Yo voy pensando lo bueno que sería si todos hubiésemos leído y comprendido este texto. No tendríamos tantas catástrofes a nuestro alrededor, no habría guerras, ni hambrunas, ni feminicidios ni violencia. Viviríamos como las flores del campo, disfrutaríamos de nuestro tiempo en el mundo de los vivos. Hoy, más que nunca, pienso, necesitamos recuperar esa antigua y sabia idea, que ser feliz no es poseer mucho, ni evitar el dolor artificialmente, sino florecer como seres humanos, vivir con sentido, con virtud, con hondura. Muchos me dirán, que yo vivo en uno de los países más felices de la tierra, pero ¿eso es verdad?

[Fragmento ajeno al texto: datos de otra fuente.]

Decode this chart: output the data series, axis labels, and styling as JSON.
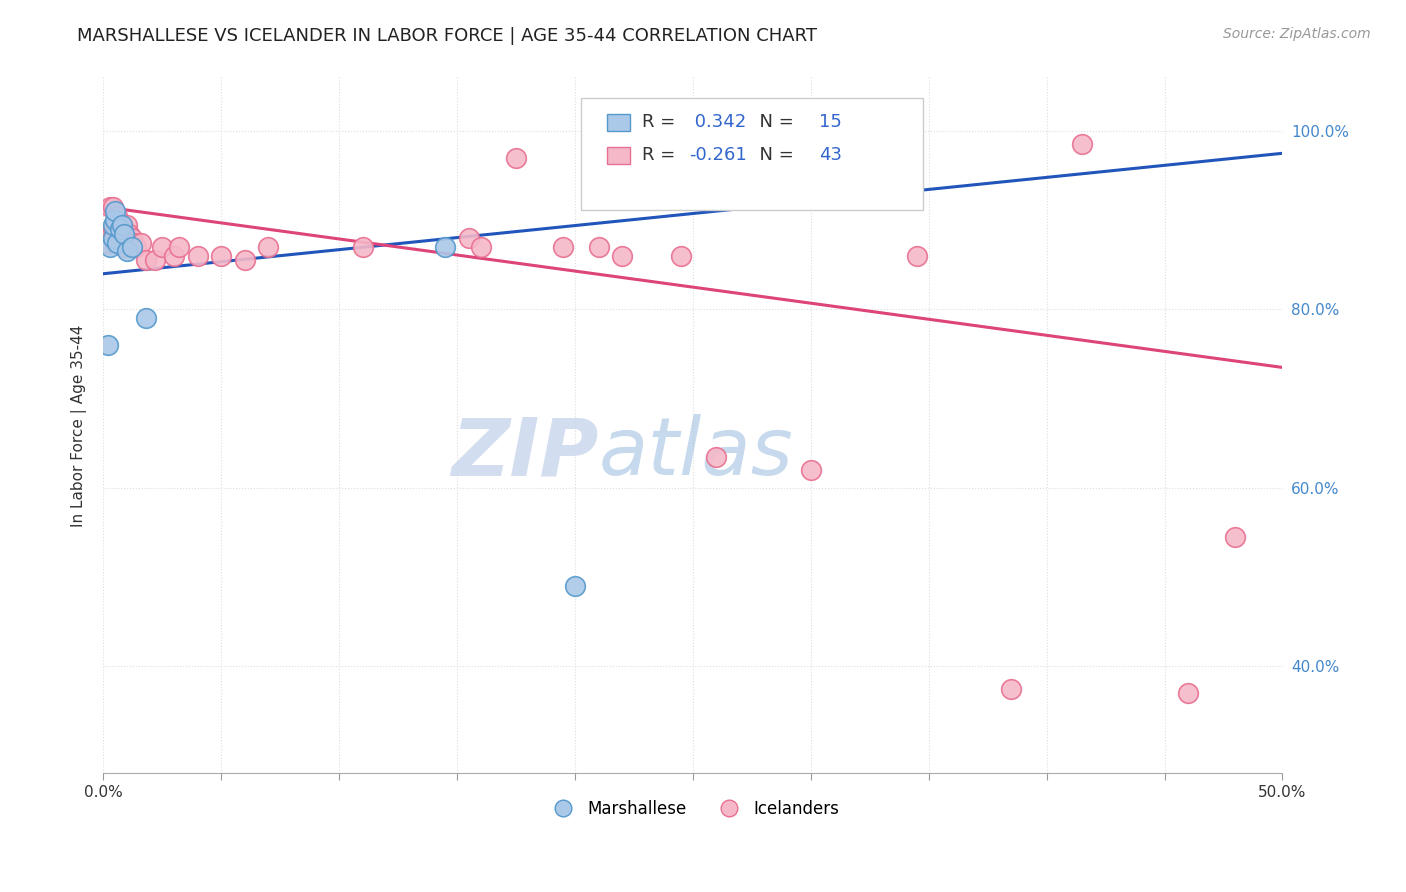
{
  "title": "MARSHALLESE VS ICELANDER IN LABOR FORCE | AGE 35-44 CORRELATION CHART",
  "source": "Source: ZipAtlas.com",
  "ylabel": "In Labor Force | Age 35-44",
  "xlim": [
    0.0,
    0.5
  ],
  "ylim": [
    0.28,
    1.06
  ],
  "yticks": [
    0.4,
    0.6,
    0.8,
    1.0
  ],
  "ytick_labels": [
    "40.0%",
    "60.0%",
    "80.0%",
    "100.0%"
  ],
  "xticks": [
    0.0,
    0.05,
    0.1,
    0.15,
    0.2,
    0.25,
    0.3,
    0.35,
    0.4,
    0.45,
    0.5
  ],
  "xtick_labels": [
    "0.0%",
    "",
    "",
    "",
    "",
    "",
    "",
    "",
    "",
    "",
    "50.0%"
  ],
  "marshallese_x": [
    0.002,
    0.003,
    0.004,
    0.004,
    0.005,
    0.005,
    0.006,
    0.007,
    0.008,
    0.009,
    0.01,
    0.012,
    0.018,
    0.145,
    0.2
  ],
  "marshallese_y": [
    0.76,
    0.87,
    0.88,
    0.895,
    0.9,
    0.91,
    0.875,
    0.89,
    0.895,
    0.885,
    0.865,
    0.87,
    0.79,
    0.87,
    0.49
  ],
  "icelander_x": [
    0.001,
    0.002,
    0.003,
    0.004,
    0.004,
    0.005,
    0.005,
    0.006,
    0.006,
    0.007,
    0.008,
    0.008,
    0.009,
    0.01,
    0.011,
    0.012,
    0.013,
    0.014,
    0.016,
    0.018,
    0.022,
    0.025,
    0.03,
    0.032,
    0.04,
    0.05,
    0.06,
    0.07,
    0.11,
    0.155,
    0.16,
    0.175,
    0.195,
    0.21,
    0.22,
    0.245,
    0.26,
    0.3,
    0.345,
    0.385,
    0.415,
    0.46,
    0.48
  ],
  "icelander_y": [
    0.885,
    0.875,
    0.915,
    0.89,
    0.915,
    0.875,
    0.895,
    0.88,
    0.905,
    0.88,
    0.88,
    0.895,
    0.87,
    0.895,
    0.885,
    0.88,
    0.875,
    0.87,
    0.875,
    0.855,
    0.855,
    0.87,
    0.86,
    0.87,
    0.86,
    0.86,
    0.855,
    0.87,
    0.87,
    0.88,
    0.87,
    0.97,
    0.87,
    0.87,
    0.86,
    0.86,
    0.635,
    0.62,
    0.86,
    0.375,
    0.985,
    0.37,
    0.545
  ],
  "marshallese_color": "#aac8e8",
  "marshallese_edge_color": "#5599cc",
  "icelander_color": "#f5b8c8",
  "icelander_edge_color": "#e87090",
  "blue_line_x0": 0.0,
  "blue_line_x1": 0.5,
  "blue_line_y0": 0.84,
  "blue_line_y1": 0.975,
  "pink_line_x0": 0.0,
  "pink_line_x1": 0.5,
  "pink_line_y0": 0.915,
  "pink_line_y1": 0.735,
  "R_marshallese": "0.342",
  "N_marshallese": "15",
  "R_icelander": "-0.261",
  "N_icelander": "43",
  "legend_label_marshallese": "Marshallese",
  "legend_label_icelander": "Icelanders",
  "title_fontsize": 13,
  "axis_label_fontsize": 11,
  "tick_fontsize": 11,
  "source_fontsize": 10,
  "background_color": "#ffffff",
  "grid_color": "#dddddd",
  "right_tick_color": "#4488cc",
  "title_color": "#222222"
}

¿Quién decide la felicidad? Cada año, titulares en letras grandes nos informan que Finlandia, Japón o Dinamarca son «los países más felices del mundo». ¿Pero felices según quién? ¿Según qué medida? Estas afirmaciones, amparadas en encuestas de percepción y fórmulas estadísticas, nos imponen una idea de felicidad que parece tener pasaporte del norte y gustos minimalistas, como orden, silencio, estabilidad, eficiencia burocrática. Pero ¿acaso no hay felicidad también en la improvisación latina, en la resiliencia africana, en la solidaridad de los barrios pobres, o en la mesa compartida en un día cualquiera? Tal vez lo que estamos midiendo no sea la felicidad, sino el grado de conformidad con un cierto modelo de sociedad. Tal vez llamar “el país más feliz del mundo” a uno u otro no sea más que una forma elegante de exportar una idea, y de paso vender un estilo de vida. En definitiva, ¿por qué seguir preguntando en qué país vive la gente más feliz, en vez de preguntarnos qué hace que la vida valga la pena en cualquier rincón del mundo?

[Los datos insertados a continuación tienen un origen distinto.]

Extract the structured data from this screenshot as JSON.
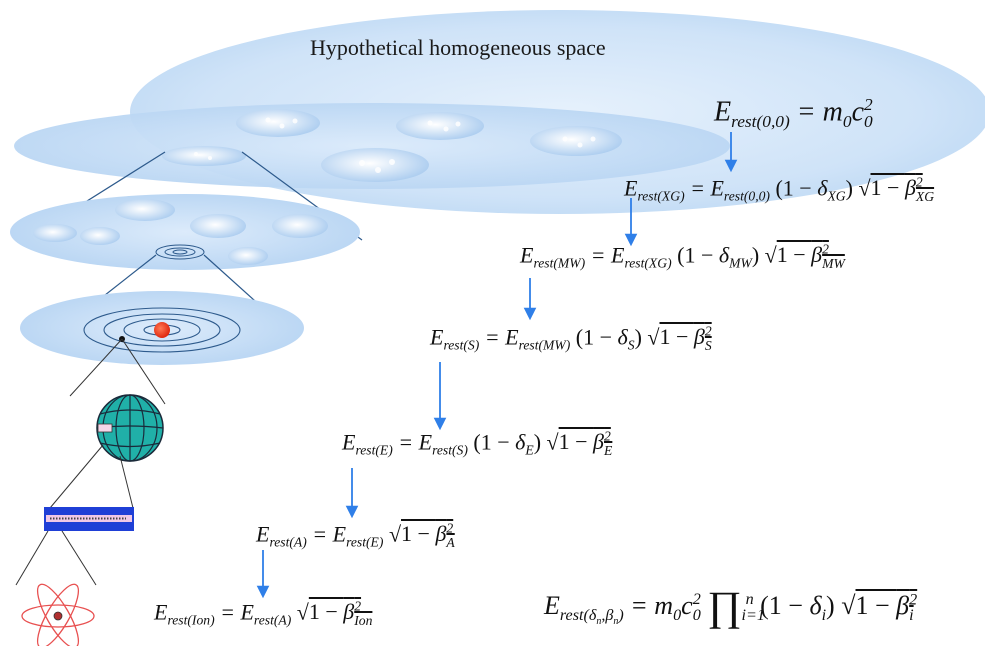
{
  "title": "Hypothetical homogeneous space",
  "equations": [
    {
      "id": "e00",
      "lhs": "E_rest(0,0)",
      "rhs": "= m₀c₀²"
    },
    {
      "id": "xg",
      "lhs": "E_rest(XG)",
      "rhs": "= E_rest(0,0) (1 − δ_XG) √(1 − β²_XG)"
    },
    {
      "id": "mw",
      "lhs": "E_rest(MW)",
      "rhs": "= E_rest(XG) (1 − δ_MW) √(1 − β²_MW)"
    },
    {
      "id": "s",
      "lhs": "E_rest(S)",
      "rhs": "= E_rest(MW) (1 − δ_S) √(1 − β²_S)"
    },
    {
      "id": "e",
      "lhs": "E_rest(E)",
      "rhs": "= E_rest(S) (1 − δ_E) √(1 − β²_E)"
    },
    {
      "id": "a",
      "lhs": "E_rest(A)",
      "rhs": "= E_rest(E) √(1 − β²_A)"
    },
    {
      "id": "ion",
      "lhs": "E_rest(Ion)",
      "rhs": "= E_rest(A) √(1 − β²_Ion)"
    },
    {
      "id": "general",
      "lhs": "E_rest(δn,βn)",
      "rhs": "= m₀c₀² ∏ᵢ₌₁ⁿ (1 − δᵢ) √(1 − βᵢ²)"
    }
  ],
  "colors": {
    "space": "#cfe3f8",
    "disk": "#bcd8f4",
    "arrow": "#2f7fe8",
    "line": "#2d5a8c",
    "sun": "#f03a1a",
    "earth": "#20b0a8",
    "atom": "#e85050"
  }
}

El World Happiness Report (El Informe Mundial de la Felicidad) fue iniciado en 2012 por las Naciones Unidas y basa en encuestas de percepción subjetiva. Una de las premisas detrás del informe es que la felicidad es un derecho humano fundamental y que las políticas deben alinearse para fomentar el bienestar. Las clasificaciones, publicadas anualmente, han alentado a muchos gobiernos a centrarse en estrategias que mejoren la calidad de vida de sus ciudadanos, y eso es bueno, pero, aunque factores como el PIB per cápita, el apoyo social, la libertad para tomar decisiones, la generosidad, la corrupción, ayudan a crear una visión amplia del estado de la felicidad en una nación, no siempre capturan la experiencia diaria de los ciudadanos. La complejidad del bienestar humano no puede ser totalmente entendida a través de estadísticas o clasificaciones simples, y es aquí algunos países, como Finlandia, se enfrentan a la dicotomía entre ser percibidos como felices y los desafíos que realmente viven sus ciudadanos. Por ejemplo, Finlandia, que año tras año lidera el ranking, en uno d elos países europeos con la tasa más alta de suicidios y de uso de antidepresivos, sobre todo entre los hombres.  Una de las condiciones que afecta a muchas personas en Finlandia es el Trastorno Afectivo Estacional (TAE), una forma de depresión que surge en los meses más oscuros del año. Con inviernos largos y oscuros, los finlandeses son particularmente susceptibles a esta afección, que puede afectar la productividad, el bienestar y la calidad de vida general durante una parte significativa del año.

La forma en que se plantean las preguntas sesga las respuestas. Por ejemplo, es posible que, en algunas culturas, donde el individualismo y el bienestar personal son menos valorados que el éxito comunitario, las personas sientan la necesidad de responder de manera optimista, incluso si sus experiencias no se alinean con esa percepción. Como resultado, la felicidad autorreportada puede crear una visión alterada de la realidad, haciendo difícil identificar las áreas que realmente necesitan atención. Yo, personalmente soy muy escéptico frente a las encuestas y evaluaciones subjetivas y, por tanto, no me creo los resultados del Informe Mundial sobre la Felicidad, pero a algunos políticos y periodistas nórdicos les gusta mucho, casi como si sus selecciones nacionales hubiesen ganado el campeonato mundial de fútbol.